Studio album by Abrar-ul-Haq
- Released: March 2007
- Genres: Bhangra Pop

Abrar-ul-Haq chronology
| Nachan Main Audhay Naal (2004) | Nara Sada Ishq Aye (2007) | Sab Rang Aap (PBUH) Se (2013) |

= Nara Sada Ishq Aye =

Nara Sada Ishq Aye is the seventh, and to date the latest, album of Pakistani pop and bhangra singer Abrar-ul-Haq. It was released in March 2007.

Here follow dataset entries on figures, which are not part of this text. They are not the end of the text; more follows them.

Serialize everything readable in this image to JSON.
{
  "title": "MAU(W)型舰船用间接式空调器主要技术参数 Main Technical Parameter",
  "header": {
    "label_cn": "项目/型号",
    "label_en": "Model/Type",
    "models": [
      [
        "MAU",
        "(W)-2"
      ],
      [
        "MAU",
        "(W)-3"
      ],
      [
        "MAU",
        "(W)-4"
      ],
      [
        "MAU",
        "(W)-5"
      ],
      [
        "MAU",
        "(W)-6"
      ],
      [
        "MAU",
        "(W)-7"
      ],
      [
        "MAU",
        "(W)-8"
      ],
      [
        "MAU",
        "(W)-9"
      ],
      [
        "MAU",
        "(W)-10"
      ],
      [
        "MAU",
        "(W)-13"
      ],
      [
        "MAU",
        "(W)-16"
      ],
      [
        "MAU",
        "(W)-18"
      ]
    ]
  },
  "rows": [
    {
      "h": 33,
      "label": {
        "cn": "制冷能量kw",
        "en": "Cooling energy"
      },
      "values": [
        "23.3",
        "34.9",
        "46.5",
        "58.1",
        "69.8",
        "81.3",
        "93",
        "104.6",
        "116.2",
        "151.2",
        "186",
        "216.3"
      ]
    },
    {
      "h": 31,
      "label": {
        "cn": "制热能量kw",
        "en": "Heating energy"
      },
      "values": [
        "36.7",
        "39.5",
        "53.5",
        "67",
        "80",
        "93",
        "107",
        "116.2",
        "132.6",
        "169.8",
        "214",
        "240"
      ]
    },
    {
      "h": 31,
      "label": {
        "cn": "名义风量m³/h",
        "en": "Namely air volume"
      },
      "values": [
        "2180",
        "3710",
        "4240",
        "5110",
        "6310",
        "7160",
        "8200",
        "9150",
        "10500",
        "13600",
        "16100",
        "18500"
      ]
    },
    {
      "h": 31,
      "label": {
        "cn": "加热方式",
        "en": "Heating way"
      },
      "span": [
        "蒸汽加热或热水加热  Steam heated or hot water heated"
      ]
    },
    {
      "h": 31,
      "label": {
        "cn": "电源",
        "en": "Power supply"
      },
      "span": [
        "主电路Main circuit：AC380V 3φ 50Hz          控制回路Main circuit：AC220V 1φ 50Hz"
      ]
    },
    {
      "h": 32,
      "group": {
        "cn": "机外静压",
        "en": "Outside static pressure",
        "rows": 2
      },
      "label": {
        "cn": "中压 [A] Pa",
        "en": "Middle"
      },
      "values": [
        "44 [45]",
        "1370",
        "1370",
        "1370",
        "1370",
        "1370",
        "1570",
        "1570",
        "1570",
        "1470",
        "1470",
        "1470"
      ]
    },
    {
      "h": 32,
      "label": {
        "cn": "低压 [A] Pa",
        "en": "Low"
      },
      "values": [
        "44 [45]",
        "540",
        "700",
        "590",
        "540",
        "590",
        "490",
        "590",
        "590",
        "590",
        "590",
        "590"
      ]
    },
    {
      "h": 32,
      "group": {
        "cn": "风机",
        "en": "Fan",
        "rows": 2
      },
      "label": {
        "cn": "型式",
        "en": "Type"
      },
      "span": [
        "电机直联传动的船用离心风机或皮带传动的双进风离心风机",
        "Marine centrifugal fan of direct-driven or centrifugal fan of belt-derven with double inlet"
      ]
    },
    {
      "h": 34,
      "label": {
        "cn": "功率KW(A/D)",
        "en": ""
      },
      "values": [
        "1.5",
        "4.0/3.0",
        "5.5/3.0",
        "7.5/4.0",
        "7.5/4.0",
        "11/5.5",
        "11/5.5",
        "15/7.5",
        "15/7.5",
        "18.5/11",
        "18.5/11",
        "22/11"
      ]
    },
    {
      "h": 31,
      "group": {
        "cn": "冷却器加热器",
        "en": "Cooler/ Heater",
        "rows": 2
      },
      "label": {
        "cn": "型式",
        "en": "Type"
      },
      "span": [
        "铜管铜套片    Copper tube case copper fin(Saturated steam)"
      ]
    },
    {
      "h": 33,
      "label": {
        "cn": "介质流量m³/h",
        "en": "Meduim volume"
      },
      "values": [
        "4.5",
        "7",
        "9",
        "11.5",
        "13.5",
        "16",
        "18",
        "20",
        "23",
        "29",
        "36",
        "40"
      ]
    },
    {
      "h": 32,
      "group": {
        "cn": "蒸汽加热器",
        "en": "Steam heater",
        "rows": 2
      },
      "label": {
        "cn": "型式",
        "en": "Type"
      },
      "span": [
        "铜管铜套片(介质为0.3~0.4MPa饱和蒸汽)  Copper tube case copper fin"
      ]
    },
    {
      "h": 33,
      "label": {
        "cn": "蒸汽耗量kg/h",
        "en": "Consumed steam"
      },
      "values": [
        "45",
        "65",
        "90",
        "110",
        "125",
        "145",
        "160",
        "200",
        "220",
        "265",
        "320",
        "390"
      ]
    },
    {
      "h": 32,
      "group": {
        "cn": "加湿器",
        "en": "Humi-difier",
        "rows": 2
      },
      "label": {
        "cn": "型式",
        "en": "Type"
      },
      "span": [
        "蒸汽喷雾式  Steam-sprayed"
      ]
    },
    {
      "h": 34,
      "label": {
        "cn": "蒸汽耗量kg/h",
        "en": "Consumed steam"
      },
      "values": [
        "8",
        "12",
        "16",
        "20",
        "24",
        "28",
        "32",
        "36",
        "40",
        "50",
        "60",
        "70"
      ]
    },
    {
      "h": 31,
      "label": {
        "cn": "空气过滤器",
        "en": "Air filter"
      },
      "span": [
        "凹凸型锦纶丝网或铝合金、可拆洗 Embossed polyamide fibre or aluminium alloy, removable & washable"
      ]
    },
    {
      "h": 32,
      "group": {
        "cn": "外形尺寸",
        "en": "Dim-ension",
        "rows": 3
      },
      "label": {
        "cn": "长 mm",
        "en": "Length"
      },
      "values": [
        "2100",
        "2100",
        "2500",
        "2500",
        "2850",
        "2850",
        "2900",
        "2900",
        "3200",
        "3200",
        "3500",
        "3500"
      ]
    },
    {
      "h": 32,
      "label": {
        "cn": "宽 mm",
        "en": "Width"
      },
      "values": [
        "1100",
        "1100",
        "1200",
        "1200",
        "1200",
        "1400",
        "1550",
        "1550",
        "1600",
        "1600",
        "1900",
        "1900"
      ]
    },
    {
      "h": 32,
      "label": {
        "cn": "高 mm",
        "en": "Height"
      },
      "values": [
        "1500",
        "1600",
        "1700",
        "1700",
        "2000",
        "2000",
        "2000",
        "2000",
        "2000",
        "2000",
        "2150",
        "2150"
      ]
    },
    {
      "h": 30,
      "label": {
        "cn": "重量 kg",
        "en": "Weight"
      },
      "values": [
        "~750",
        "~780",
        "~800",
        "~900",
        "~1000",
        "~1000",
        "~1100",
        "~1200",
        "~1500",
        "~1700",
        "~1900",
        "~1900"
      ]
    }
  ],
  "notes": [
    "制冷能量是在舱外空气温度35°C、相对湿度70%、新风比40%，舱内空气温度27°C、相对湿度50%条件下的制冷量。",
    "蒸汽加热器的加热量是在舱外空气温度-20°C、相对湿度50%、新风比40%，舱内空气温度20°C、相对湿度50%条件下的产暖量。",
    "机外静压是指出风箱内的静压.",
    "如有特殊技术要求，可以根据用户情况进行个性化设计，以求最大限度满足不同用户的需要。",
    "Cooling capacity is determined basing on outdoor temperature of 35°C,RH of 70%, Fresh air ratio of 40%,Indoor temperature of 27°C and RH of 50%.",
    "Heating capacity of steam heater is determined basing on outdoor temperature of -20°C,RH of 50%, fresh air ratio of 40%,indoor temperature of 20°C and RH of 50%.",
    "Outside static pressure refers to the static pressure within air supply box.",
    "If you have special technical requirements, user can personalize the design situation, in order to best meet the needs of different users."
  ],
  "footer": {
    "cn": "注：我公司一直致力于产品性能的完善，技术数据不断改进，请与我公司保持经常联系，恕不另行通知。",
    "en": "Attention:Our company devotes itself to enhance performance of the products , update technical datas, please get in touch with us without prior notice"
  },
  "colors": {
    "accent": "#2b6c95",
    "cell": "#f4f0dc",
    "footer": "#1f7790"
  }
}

The song "Parveen" from this album became a subject of controversy when the Supreme Court of Pakistan summoned an explanation from Abrar-ul-Haq, alleging that it used the name Parveen in a derogatory manner that would hurt the sentiments of society. Abrar-ul-Haq told reporters the song referred to "Parmeen"; the song title "Permeen" is shown on versions of the album.

==Track listing==
1. "Rano Khiza Mix" (feat. Cheshire Cat)
2. "Parveen" (Alternative title: "Permeen")
3. "Jatt"
4. "Naraa Sada Ishq Aey"
5. "Saanso Mein"
6. "Patlo"
7. "Run Babay Di"
8. "Mela"
9. "Maan"
10. "Alif Allah"

==Awards and nominations==
Nominated for Best Album of the Year at the 7th Lux Style Awards held in 2008.